Jeanne Ellermeier's opinion on roundabouts is kind of like the traffic-calming devices -- flowing several different directions at once.
"I think they are a pain in the neck," Ellermeier said Monday, "but I also think they work."
Ellermeier lives in the Indian Hills neighborhood and supports city efforts to slow traffic on Louisiana Street. She thinks roundabouts have been effective in slowing traffic in other parts of town and are no more dangerous than a typical four-way stop sign.
"People don't like them, but that is because people don't like to slow down," she said.
Debate about the traffic-calming devices has been unceasing for several years now, leaving some motorists dizzy with dissatisfaction. So when the Lawrence City Commission meets tonight to discuss a proposed roundabout at 19th and Louisiana streets, a wider discussion could begin.
"There is certainly a lot of division in the community about roundabouts, and we need to talk about that," City Commissioner Sue Hack said. "Some people love them, but for some other people 'hate' isn't a strong enough word to describe their feelings."
Several city commissioners have said they want to explore the idea of creating a marketing campaign -- maybe a city-produced TV commercial, billboard or new pamphlet -- to educate drivers on the best way to navigate roundabouts.
"We have to do our citizens a favor by reteaching people on roundabouts," Hack said. "We have to show them how to use them the right way."
First, city commissioners must ensure they're reading from the same lesson plan. In the last month, new questions have arisen inside City Hall regarding when roundabout construction is prudent.
In November, commissioners unanimously approved $250,000 for a roundabout project at 19th and Louisiana streets. But earlier this month, Mayor Mike Rundle said after doing more research on the subject he was unsure about the project.
On Monday, Rundle said he was confident city officials needed to look at alternatives for the intersection. Rundle said he would urge fellow commissioners to reject a $37,000 contract with BG Consultants to create four roundabout designs for the intersection.
"I don't think there is much community support for a roundabout there," Rundle said. "I have had a lot of people thanking me for backing off on the project."
Rundle said he wanted a clearer understanding of the traffic issues the city was trying to solve at the intersection, and a detailed study of alternatives such as turn lanes or traffic signal improvements.
Plus, Rundle said, the intersection needs to be ranked against other potential traffic improvements that could be made in the city. The proposed roundabout has an estimated cost of $545,000.
"I'm sure there are a lot of people who would like to see that money spent elsewhere, even if it is spread throughout town fixing potholes and that sort of thing," Rundle said.

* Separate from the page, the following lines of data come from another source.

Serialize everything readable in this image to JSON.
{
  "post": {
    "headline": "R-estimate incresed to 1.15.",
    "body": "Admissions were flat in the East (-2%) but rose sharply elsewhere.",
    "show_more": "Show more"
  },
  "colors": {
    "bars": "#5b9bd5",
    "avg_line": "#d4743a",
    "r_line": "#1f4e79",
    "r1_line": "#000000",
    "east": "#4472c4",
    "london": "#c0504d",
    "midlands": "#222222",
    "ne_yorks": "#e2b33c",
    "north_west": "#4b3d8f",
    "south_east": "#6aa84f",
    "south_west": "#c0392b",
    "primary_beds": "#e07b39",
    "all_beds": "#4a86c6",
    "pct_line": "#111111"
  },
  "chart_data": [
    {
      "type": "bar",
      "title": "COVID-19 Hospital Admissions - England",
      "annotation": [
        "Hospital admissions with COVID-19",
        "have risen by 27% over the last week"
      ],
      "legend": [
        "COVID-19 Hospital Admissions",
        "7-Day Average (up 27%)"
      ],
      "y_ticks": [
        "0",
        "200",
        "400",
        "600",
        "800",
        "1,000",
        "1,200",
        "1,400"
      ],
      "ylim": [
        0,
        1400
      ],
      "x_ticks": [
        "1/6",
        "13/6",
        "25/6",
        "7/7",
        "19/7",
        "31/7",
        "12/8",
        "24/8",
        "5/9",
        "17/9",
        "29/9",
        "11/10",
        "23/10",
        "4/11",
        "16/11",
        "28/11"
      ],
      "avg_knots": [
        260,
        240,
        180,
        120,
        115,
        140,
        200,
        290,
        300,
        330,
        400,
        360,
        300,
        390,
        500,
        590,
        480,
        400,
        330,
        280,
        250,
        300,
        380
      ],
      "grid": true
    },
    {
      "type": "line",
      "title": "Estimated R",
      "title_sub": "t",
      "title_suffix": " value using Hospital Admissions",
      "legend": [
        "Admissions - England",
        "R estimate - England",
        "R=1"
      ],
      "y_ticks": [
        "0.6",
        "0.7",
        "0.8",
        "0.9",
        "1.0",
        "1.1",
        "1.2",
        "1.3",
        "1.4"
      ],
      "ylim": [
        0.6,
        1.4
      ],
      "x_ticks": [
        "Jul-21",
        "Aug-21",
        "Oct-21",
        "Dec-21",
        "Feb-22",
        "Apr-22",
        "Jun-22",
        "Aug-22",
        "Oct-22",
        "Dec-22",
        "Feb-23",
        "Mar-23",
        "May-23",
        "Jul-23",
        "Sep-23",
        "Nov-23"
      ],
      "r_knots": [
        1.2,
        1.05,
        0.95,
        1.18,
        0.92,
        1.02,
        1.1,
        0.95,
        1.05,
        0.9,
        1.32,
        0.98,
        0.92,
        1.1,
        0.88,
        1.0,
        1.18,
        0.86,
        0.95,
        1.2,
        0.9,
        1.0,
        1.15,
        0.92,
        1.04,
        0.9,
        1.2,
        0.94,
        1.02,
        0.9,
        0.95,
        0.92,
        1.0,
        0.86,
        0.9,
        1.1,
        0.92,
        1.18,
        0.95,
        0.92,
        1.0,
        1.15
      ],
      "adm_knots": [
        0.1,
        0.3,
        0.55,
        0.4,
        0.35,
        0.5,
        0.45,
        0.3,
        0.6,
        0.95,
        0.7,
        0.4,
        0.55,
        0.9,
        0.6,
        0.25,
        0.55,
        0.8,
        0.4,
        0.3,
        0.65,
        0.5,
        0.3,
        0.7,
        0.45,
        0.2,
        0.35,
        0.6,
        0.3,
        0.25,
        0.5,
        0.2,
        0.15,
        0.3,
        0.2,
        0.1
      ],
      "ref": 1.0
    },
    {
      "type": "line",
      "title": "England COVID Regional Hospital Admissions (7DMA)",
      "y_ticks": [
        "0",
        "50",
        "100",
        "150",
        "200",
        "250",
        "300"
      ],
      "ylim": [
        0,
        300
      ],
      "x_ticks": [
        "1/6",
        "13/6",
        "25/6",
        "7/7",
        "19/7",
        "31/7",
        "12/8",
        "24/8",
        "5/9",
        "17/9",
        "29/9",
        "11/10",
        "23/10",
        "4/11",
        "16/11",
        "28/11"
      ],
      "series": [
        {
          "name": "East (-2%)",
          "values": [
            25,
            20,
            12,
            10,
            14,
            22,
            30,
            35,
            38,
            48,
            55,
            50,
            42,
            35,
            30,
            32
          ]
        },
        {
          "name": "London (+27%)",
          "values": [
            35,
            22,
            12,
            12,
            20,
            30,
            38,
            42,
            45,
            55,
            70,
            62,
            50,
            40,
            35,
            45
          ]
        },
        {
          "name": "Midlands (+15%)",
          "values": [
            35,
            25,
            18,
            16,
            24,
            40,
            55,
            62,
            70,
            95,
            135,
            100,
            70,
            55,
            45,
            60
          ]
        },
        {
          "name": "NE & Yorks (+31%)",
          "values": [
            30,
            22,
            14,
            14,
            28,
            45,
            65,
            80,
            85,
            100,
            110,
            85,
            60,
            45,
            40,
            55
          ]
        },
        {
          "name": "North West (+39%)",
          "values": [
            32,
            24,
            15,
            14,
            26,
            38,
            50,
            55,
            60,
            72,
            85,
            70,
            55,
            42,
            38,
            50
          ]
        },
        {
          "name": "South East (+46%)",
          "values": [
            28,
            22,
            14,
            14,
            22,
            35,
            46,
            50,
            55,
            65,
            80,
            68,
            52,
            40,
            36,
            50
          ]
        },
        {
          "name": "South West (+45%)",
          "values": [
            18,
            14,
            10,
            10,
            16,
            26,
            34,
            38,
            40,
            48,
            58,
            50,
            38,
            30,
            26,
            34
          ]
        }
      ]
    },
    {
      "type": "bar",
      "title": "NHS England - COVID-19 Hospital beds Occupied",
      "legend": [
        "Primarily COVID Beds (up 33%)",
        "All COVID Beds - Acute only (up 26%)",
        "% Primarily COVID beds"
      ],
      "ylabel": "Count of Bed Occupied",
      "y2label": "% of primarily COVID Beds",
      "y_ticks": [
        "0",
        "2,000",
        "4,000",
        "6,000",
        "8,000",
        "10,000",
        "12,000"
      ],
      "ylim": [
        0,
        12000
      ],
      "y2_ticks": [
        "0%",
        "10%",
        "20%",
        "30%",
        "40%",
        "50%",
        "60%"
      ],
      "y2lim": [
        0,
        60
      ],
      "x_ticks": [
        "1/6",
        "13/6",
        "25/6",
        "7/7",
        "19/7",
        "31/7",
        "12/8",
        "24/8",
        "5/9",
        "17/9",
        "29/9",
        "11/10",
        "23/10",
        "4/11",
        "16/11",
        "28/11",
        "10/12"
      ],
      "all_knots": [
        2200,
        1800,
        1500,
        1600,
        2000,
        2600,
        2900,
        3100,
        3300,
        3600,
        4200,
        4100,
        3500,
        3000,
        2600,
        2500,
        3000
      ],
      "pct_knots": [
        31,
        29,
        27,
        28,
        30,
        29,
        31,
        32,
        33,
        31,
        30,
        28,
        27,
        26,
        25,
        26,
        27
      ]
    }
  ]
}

City Commissioner David Dunfield, who has been a supporter of roundabouts, said he would be willing to "step back" on the project as well. But he, like Hack, wants to engage the community in a discussion.
"We need to have a discussion about what we're trying to do with roundabouts, and why they're superior in a lot of cases to traffic signals," Dunfield said. "The most frequent complaint I hear is that people don't know how to use them. We need to address that."
It won't be an easy task, said Patricia Sinclair, a Barker neighborhood resident who has been an opponent of the traffic devices. She said a marketing campaign to teach people the finer points of roundabouts was unlikely to work.
"The ones who are going to be the most receptive about that type of message are probably good, attentive drivers anyway," Sinclair said. "The ones who need it won't pay attention."
The City Commission meets at 6:35 tonight at City Hall, Sixth and Massachusetts streets.